Eh bien! monseigneur, vous saurez que madame de Talleyrand me fit écrire il y a huit jours par sa demoiselle de compagnie une espèce de lettre, de billet, je ne sais dans quel style ni dans quelle forme, sur du papier à ministre, pour me demander quel jour et à quelle heure je pourrais la recevoir. Je m'empressai de répondre à cette demande d'audience un petit mot sur du papier à billet ordinaire, pour lui dire que je serais à ses ordres tous les jours jusqu'à la fin de la semaine.

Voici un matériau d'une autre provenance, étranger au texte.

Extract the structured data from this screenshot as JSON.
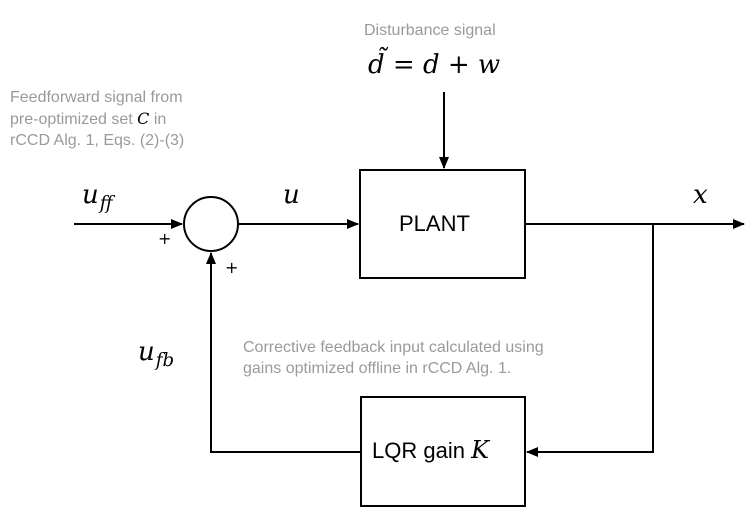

À une heure je la vis arriver avec sa demoiselle de compagnie, dans sa grande et lourde berline, avec deux grands valets de pied tout bleus et son cocher de même; la voiture, les gens, les chevaux, le contenu, le contenant, tout cela lourd et massif comme plomb. En arrivant, madame la princesse me fit une de ces révérences de présentation à laquelle je répondis par un bonjour amical, et prenant sa main je la conduisis à mon canapé; alors elle entama l'entretien. Que croyez-vous qu'elle venait me dire, monseigneur?... devinez!

LE CARDINAL.

Elle venait vous demander conseil pour une parure.

MOI.

Au lieu de me demander conseil elle venait m'en donner.

LE CARDINAL.

La bonne folie! Et sur quoi?

MOI.

Elle me dit que je ne me mettais pas en gouvernante de Paris; que j'allais à l'Opéra coiffée en cheveux, et que cela n'était pas convenable.—Mais madame, lui dis-je, je n'ai que vingt-quatre ans!—N'importe. Tenez, si vous voulez sonner, je vais vous montrer ce que je vous ai fait faire.—Et sonnant elle-même, elle fait apporter un carton dans lequel était une façon de toque faite pour une femme de soixante-dix ans au moins, ornée de quatre plumes immenses posées comme pour un cheval de carrosse.

—Voilà, dit-elle, une coiffure pour la gouvernante de Paris.—Et puis, je voudrais que vous fissiez reprendre les vieux usages. Ainsi, par exemple, les trois révérences avant d'arriver à la maîtresse de la maison... Je vous en ai fait une tout à l'heure.